Ben Ali: un nouveau procès par contumace s'est ouvert à Tunis

Par La rédaction

TUNIS (AFP) - (AFP)

Un nouveau procès par contumace de l'ancien président tunisien Zine El Abidine Ben Ali et deux co-accusés de ses proches, poursuivis dans deux affaires de corruption et fraude immobilière s'est ouvert jeudi à Tunis, mais la défense a aussitôt demandé le report, a constaté une journaliste de l'AFP.

A l'ouverture de l'audience, peu avant 09H00 GMT, le président de la 6ème chambre criminelle du tribunal de première instance, Adel Jridi, a constaté que les accusés étaient "absents malgré l'émission de mandats d'arrêt internationaux et demande d'extradition" contre Ben Ali, réfugié avec son épouse en Arabie Saoudite, depuis la chute du régime le 14 janvier.

Des avocats commis d'office pour la défense de Ben Ali, et Me Hosni Beji qui assure à leur demande la défense de Nesrine et Sakhr el-Materi, la fille de Ben Ali et son époux, ont tous demandé le report du procès.

Me Beji a indiqué à l'AFP avoir été contacté ce jour même par le couple Nesrine et Sakhr pour leur défense et n'avait pas eu le temps de consulter le dossier et de préparer sa plaidoirie.

La cour devait statuer sur cette demande et annoncé sa décision.

Le président déchu est jugé dans une première affaire pour "abus de pouvoir" autorisant "personnellement" l'acquisition "frauduleuse" d'un terrain dans quartier huppé de Tunis, en faveur de sa fille Nesrine et son époux, en fuite au Qatar, pour un montant nettement inférieur aux prix courants.
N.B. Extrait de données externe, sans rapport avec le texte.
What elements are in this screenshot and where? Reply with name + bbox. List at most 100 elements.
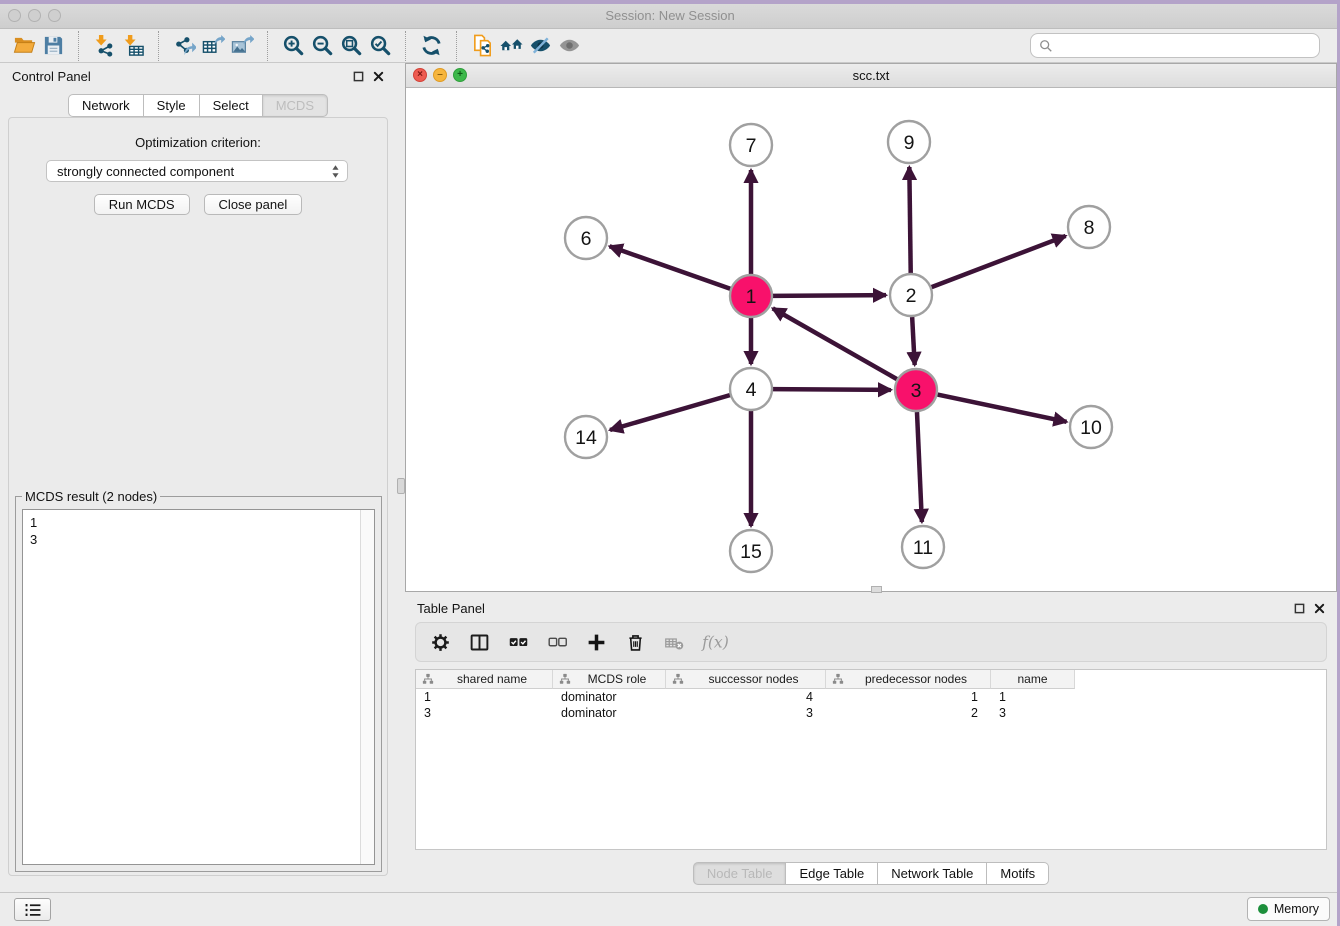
column-header-name[interactable]: name bbox=[991, 670, 1075, 689]
tab-select[interactable]: Select bbox=[200, 94, 263, 117]
duplicate-network-icon bbox=[471, 34, 494, 57]
select-all-icon bbox=[508, 632, 529, 653]
graph-edge-4-14[interactable] bbox=[610, 395, 730, 430]
network-close-button[interactable]: × bbox=[413, 68, 427, 82]
tab-edge-table[interactable]: Edge Table bbox=[786, 862, 878, 885]
graph-node-label: 6 bbox=[581, 228, 592, 250]
table-cell[interactable]: 3 bbox=[991, 705, 1075, 721]
tab-style[interactable]: Style bbox=[144, 94, 200, 117]
column-header-predecessor-nodes[interactable]: predecessor nodes bbox=[826, 670, 991, 689]
select-chevrons-icon bbox=[331, 164, 340, 179]
table-cell[interactable]: 3 bbox=[666, 705, 826, 721]
tab-motifs[interactable]: Motifs bbox=[987, 862, 1049, 885]
graph-edge-3-10[interactable] bbox=[938, 395, 1067, 422]
graph-node-9[interactable]: 9 bbox=[888, 121, 930, 163]
column-header-shared-name[interactable]: shared name bbox=[416, 670, 553, 689]
graph-node-1[interactable]: 1 bbox=[730, 275, 772, 317]
column-tree-icon bbox=[422, 673, 434, 685]
close-table-panel-icon[interactable] bbox=[1314, 603, 1325, 614]
import-table-button[interactable] bbox=[119, 31, 148, 60]
save-session-button[interactable] bbox=[39, 31, 68, 60]
mcds-result-box[interactable]: 13 bbox=[22, 509, 375, 865]
search-input[interactable] bbox=[1059, 37, 1311, 54]
table-mode-button[interactable] bbox=[428, 630, 453, 655]
table-cell[interactable]: 1 bbox=[416, 689, 553, 705]
minimize-window-button[interactable] bbox=[28, 9, 41, 22]
graph-node-4[interactable]: 4 bbox=[730, 368, 772, 410]
zoom-fit-button[interactable] bbox=[337, 31, 366, 60]
create-column-button[interactable] bbox=[584, 630, 609, 655]
export-network-button[interactable] bbox=[170, 31, 199, 60]
graph-edge-1-2[interactable] bbox=[773, 295, 886, 296]
search-field[interactable] bbox=[1030, 33, 1320, 58]
network-minimize-button[interactable]: – bbox=[433, 68, 447, 82]
toolbar-separator bbox=[158, 31, 160, 61]
hide-selected-button[interactable] bbox=[526, 31, 555, 60]
deselect-all-icon bbox=[547, 632, 568, 653]
zoom-window-button[interactable] bbox=[48, 9, 61, 22]
criterion-select[interactable]: strongly connected component bbox=[46, 160, 348, 182]
task-history-button[interactable] bbox=[14, 898, 51, 921]
close-panel-icon[interactable] bbox=[373, 71, 384, 82]
graph-edge-3-11[interactable] bbox=[917, 412, 922, 522]
open-session-button[interactable] bbox=[10, 31, 39, 60]
graph-node-15[interactable]: 15 bbox=[730, 530, 772, 572]
close-panel-button[interactable]: Close panel bbox=[204, 194, 303, 215]
import-network-button[interactable] bbox=[90, 31, 119, 60]
table-cell[interactable]: 3 bbox=[416, 705, 553, 721]
zoom-out-button[interactable] bbox=[308, 31, 337, 60]
delete-columns-button[interactable] bbox=[623, 630, 648, 655]
graph-edge-2-3[interactable] bbox=[912, 317, 915, 365]
table-cell[interactable]: dominator bbox=[553, 705, 666, 721]
graph-node-14[interactable]: 14 bbox=[565, 416, 607, 458]
export-image-button[interactable] bbox=[228, 31, 257, 60]
run-mcds-button[interactable]: Run MCDS bbox=[94, 194, 190, 215]
tab-network-table[interactable]: Network Table bbox=[878, 862, 987, 885]
network-canvas[interactable]: 7 9 6 8 1 2 4 3 14 10 15 11 bbox=[406, 87, 1336, 591]
zoom-selected-button[interactable] bbox=[366, 31, 395, 60]
show-columns-button[interactable] bbox=[467, 630, 492, 655]
table-row[interactable]: 1dominator411 bbox=[416, 689, 1326, 705]
duplicate-network-button[interactable] bbox=[468, 31, 497, 60]
graph-node-7[interactable]: 7 bbox=[730, 124, 772, 166]
float-panel-icon[interactable] bbox=[353, 71, 364, 82]
graph-node-10[interactable]: 10 bbox=[1070, 406, 1112, 448]
delete-table-icon bbox=[664, 632, 685, 653]
graph-edge-4-3[interactable] bbox=[773, 389, 891, 390]
graph-node-8[interactable]: 8 bbox=[1068, 206, 1110, 248]
column-header-mcds-role[interactable]: MCDS role bbox=[553, 670, 666, 689]
panel-splitter-handle[interactable] bbox=[397, 478, 405, 494]
zoom-selected-icon bbox=[369, 34, 392, 57]
graph-edge-2-8[interactable] bbox=[932, 236, 1066, 287]
column-header-successor-nodes[interactable]: successor nodes bbox=[666, 670, 826, 689]
float-table-panel-icon[interactable] bbox=[1294, 603, 1305, 614]
result-scrollbar[interactable] bbox=[360, 510, 374, 864]
table-cell[interactable]: 4 bbox=[666, 689, 826, 705]
tab-mcds[interactable]: MCDS bbox=[263, 94, 328, 117]
table-cell[interactable]: 1 bbox=[991, 689, 1075, 705]
graph-node-11[interactable]: 11 bbox=[902, 526, 944, 568]
table-cell[interactable]: 2 bbox=[826, 705, 991, 721]
first-neighbors-button[interactable] bbox=[497, 31, 526, 60]
select-all-columns-button[interactable] bbox=[506, 630, 531, 655]
network-maximize-button[interactable]: + bbox=[453, 68, 467, 82]
graph-node-2[interactable]: 2 bbox=[890, 274, 932, 316]
export-table-button[interactable] bbox=[199, 31, 228, 60]
table-row[interactable]: 3dominator323 bbox=[416, 705, 1326, 721]
network-resize-handle[interactable] bbox=[871, 586, 882, 593]
tab-node-table[interactable]: Node Table bbox=[693, 862, 787, 885]
table-cell[interactable]: 1 bbox=[826, 689, 991, 705]
graph-edge-2-9[interactable] bbox=[909, 167, 910, 273]
table-cell[interactable]: dominator bbox=[553, 689, 666, 705]
graph-edge-3-1[interactable] bbox=[773, 308, 897, 379]
deselect-all-columns-button[interactable] bbox=[545, 630, 570, 655]
zoom-in-button[interactable] bbox=[279, 31, 308, 60]
graph-node-3[interactable]: 3 bbox=[895, 369, 937, 411]
close-window-button[interactable] bbox=[8, 9, 21, 22]
memory-button[interactable]: Memory bbox=[1247, 897, 1330, 921]
tab-network[interactable]: Network bbox=[68, 94, 144, 117]
graph-node-6[interactable]: 6 bbox=[565, 217, 607, 259]
graph-edge-1-6[interactable] bbox=[610, 246, 731, 288]
function-builder-button: f(x) bbox=[701, 630, 726, 655]
refresh-network-button[interactable] bbox=[417, 31, 446, 60]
La deuxième affaire concerne la cession, sur "intervention personnelle" de l'ancien dictateur, d'un terrain en faveur d'une société appartenant à Sakhr el-Materi et initialement destiné à être aménagé en espace vert.

L'audience a été marquée par la présence d'un chargé des contentieux de l'Etat, Ahmed Bouzekri, qui a demandé des réparations pour un montant global de 40 milliards de dinars (environ 20 milliards d'euros) pour "préjudices moral et physique".

Un rapport remis à la cour atteste que les terrains ont été acquis à 23 dinars (11,5 euros) le mètre carré au lieu de 350 dinars (175 euros) leur prix réel, pour être revendus à 1.500 dinars/m2, soit plus de six fois le prix en bénéfice illicite.

Ce procès est le troisième de Ben Ali, déjà condamné le 4 juillet à 15 ans et demi de prison et 54.000 euros pour détention d'armes, de stupéfiants et de pièces archéologiques.

L'ex-président et son épouse Leïla Trabelsi avaient aussi écopé de 35 ans de prison et 45 millions d'euros d'amende pour détournement de fonds le 20 juin dernier.